The Soil Productivity Index (PIs) is a rating that comes from the Natural Resources Conservation Services (NRCS) and provides a ranking of soils based on their crop production potential.
“This rating will compare a soil’s potential yield against another over a period of time,” Lafrenz explained, “Because of the PI rating system, some of the current modifiers have become obsolete.”
The soils committee members carefully considered the best course of action in trying to address and rectify this problem that the agricultural soils currently have. The decision to remove all soil modifiers was the best and fastest way to get all parcels up-to-date.
“The modifiers have been removed to get back to a clean slate. In the past, modifiers have been incorrectly applied, inconsistent, or duplicated. This causes inequity, not equalization,” the committee explained.
The new break-point that was recommended and accepted by the Cavalier County Commisson at the January 5th meeting was 34 PI.
“We recommended this number so that the county would not be out of tolerance with the agricultural value per acre provided to the county by the State,” the committee stated.
The soils committee explained that if the county agricultural values per acre are too high, the State will come back and issue an across-the-board adjustment on all parcels, not just those that are out of tolerance.
“This again causes inequity among tax payers, and in essence, we would be shrugging off our duties at the county level back to the State,” the committee stated, ”These decisions aren’t randomly made, but made according to state statute.”
Also, soils data for the county has been updated, and with these updates, the issues that modifiers addressed have been incorporated into and are reflected in the productivity indexes (PIs).
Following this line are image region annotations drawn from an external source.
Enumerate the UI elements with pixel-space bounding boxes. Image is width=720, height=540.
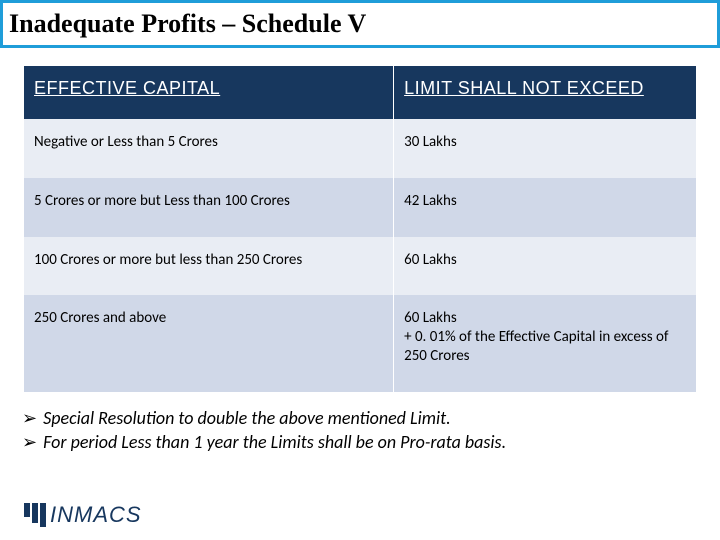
cell-capital: 250 Crores and above [24, 295, 394, 391]
page-title: Inadequate Profits – Schedule V [9, 9, 366, 39]
table-row: 250 Crores and above 60 Lakhs+ 0. 01% of… [24, 295, 696, 391]
note-text: Special Resolution to double the above m… [43, 406, 451, 430]
bullet-icon: ➢ [22, 430, 37, 454]
note-item: ➢ For period Less than 1 year the Limits… [22, 430, 698, 454]
table-row: Negative or Less than 5 Crores 30 Lakhs [24, 119, 696, 178]
col-header-effective-capital: EFFECTIVE CAPITAL [24, 66, 394, 119]
logo-bars-icon [24, 503, 46, 527]
limits-table: EFFECTIVE CAPITAL LIMIT SHALL NOT EXCEED… [24, 66, 696, 392]
note-text: For period Less than 1 year the Limits s… [43, 430, 506, 454]
table-header-row: EFFECTIVE CAPITAL LIMIT SHALL NOT EXCEED [24, 66, 696, 119]
bullet-icon: ➢ [22, 406, 37, 430]
title-bar: Inadequate Profits – Schedule V [0, 0, 720, 48]
cell-limit: 60 Lakhs [394, 237, 696, 296]
note-item: ➢ Special Resolution to double the above… [22, 406, 698, 430]
cell-limit: 30 Lakhs [394, 119, 696, 178]
table-container: EFFECTIVE CAPITAL LIMIT SHALL NOT EXCEED… [0, 48, 720, 400]
cell-capital: Negative or Less than 5 Crores [24, 119, 394, 178]
notes-block: ➢ Special Resolution to double the above… [0, 400, 720, 455]
table-row: 5 Crores or more but Less than 100 Crore… [24, 178, 696, 237]
cell-capital: 100 Crores or more but less than 250 Cro… [24, 237, 394, 296]
cell-capital: 5 Crores or more but Less than 100 Crore… [24, 178, 394, 237]
cell-limit: 42 Lakhs [394, 178, 696, 237]
cell-limit: 60 Lakhs+ 0. 01% of the Effective Capita… [394, 295, 696, 391]
col-header-limit: LIMIT SHALL NOT EXCEED [394, 66, 696, 119]
logo-text: INMACS [50, 502, 142, 528]
table-row: 100 Crores or more but less than 250 Cro… [24, 237, 696, 296]
brand-logo: INMACS [24, 502, 142, 528]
For instance, the PI of a soil may have been reduced because the components have been revised to reflect salinity or saturation.
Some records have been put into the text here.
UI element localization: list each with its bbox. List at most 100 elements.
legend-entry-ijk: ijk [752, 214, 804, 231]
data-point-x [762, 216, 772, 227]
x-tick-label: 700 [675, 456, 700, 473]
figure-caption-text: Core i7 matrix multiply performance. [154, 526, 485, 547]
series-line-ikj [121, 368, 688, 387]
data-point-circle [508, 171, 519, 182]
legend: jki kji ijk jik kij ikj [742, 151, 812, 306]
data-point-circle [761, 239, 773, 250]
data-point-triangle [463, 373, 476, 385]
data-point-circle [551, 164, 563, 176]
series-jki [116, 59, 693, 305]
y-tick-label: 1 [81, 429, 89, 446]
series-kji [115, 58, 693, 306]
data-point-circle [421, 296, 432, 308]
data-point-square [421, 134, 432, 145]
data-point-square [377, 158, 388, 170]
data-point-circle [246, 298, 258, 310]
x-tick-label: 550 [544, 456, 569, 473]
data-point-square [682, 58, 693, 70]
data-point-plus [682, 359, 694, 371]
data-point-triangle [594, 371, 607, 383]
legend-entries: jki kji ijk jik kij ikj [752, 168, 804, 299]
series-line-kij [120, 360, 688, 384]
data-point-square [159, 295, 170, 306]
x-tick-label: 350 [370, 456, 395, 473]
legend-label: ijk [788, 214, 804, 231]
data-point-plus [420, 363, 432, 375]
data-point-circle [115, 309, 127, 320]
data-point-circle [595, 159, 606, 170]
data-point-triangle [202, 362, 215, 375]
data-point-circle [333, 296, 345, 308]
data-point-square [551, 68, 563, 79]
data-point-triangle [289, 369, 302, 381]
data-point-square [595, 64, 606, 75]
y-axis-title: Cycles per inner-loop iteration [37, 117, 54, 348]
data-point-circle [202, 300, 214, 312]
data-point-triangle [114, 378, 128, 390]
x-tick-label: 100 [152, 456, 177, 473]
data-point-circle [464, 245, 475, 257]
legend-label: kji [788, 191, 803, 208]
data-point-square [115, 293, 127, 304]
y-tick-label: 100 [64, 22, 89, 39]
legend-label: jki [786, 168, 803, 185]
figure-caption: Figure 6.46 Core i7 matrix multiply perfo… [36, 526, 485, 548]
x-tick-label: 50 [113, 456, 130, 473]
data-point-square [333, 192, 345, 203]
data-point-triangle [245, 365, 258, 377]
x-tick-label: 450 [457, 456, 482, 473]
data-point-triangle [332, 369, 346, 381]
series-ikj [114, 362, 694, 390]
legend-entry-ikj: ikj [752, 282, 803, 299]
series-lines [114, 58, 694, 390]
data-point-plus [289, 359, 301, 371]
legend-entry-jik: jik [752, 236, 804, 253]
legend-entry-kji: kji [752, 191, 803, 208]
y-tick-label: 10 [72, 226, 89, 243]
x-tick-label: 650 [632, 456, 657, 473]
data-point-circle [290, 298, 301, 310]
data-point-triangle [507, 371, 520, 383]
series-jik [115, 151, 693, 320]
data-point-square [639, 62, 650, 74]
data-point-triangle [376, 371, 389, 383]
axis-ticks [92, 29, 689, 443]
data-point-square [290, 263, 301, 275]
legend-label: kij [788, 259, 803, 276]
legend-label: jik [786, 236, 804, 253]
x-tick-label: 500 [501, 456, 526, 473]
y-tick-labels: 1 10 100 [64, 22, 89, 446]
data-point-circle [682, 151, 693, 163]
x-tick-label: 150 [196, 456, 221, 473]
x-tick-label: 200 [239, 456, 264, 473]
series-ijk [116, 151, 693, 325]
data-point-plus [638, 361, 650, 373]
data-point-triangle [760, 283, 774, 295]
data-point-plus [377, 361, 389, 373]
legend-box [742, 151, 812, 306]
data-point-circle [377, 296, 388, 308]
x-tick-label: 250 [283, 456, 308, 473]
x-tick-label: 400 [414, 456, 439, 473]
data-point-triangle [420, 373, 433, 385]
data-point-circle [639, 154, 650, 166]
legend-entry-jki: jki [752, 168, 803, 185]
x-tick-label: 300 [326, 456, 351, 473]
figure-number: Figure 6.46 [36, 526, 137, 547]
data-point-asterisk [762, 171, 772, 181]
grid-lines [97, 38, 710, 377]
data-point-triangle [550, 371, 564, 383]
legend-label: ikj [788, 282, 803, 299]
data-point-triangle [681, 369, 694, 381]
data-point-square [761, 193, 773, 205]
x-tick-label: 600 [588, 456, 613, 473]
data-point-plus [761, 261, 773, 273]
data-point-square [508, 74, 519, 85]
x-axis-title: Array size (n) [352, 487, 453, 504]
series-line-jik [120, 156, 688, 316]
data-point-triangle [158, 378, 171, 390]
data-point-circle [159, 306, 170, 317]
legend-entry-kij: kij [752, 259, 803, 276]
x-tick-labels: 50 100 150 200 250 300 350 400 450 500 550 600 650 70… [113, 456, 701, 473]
“Some of the issues that modifiers were used for in the past have been accounted for in the new PIs on the soils,” the committee explained, “With the updated PIs that incorporated the reason for the modifiers, the modifiers no longer need to be applied to those specific soils.”
Modifiers are not required by law to be used in the State of North Dakota. Individual counties can choose whether or not to use modifiers. If a county does use modifiers, they have to be approved by the Supervisor of Assessments.
“There are counties within the state that do not use modifiers at all because it is difficult to ensure they are applied equally,” the committee stated.
Another problem that the soils committee and Lafrenz kept running into with the modifiers is that they have not been kept up-to-date and are now inaccurate.
“Removing all modifiers and starting over is the best solution to fix the problems with the soils,” Lafrenz said.
The change will take place for the 2017 taxes. While the change is not permanent, the issue of whether or not Cavalier County needs to have soil modifiers will be revisited by the soils committee for the 2018 tax season.
“The soilscCommittee takes its duties very seriously and plans to make recommendations for adjustments as needed. The issue of modifiers will be revisited for the 2018 tax year,” the committee stated.
Overall, the general consensus of the soils committee and the tax director’s office is that once this process is complete, the duties of the tax director’s office and soils committee of keeping the soils up-to-date will be much easier.
This is not the only item regarding taxation that area producers and landowners need to be aware of for the upcoming tax season. The farm exemption forms will also be going out in the near future.
The state mandated farm exemption forms will need to be returned into the tax director’s office by February 1. Lafrenz reminds farmers and landowners that proof of income will be required for the years of 2014, 2015, and 2016 with the farm exemption application.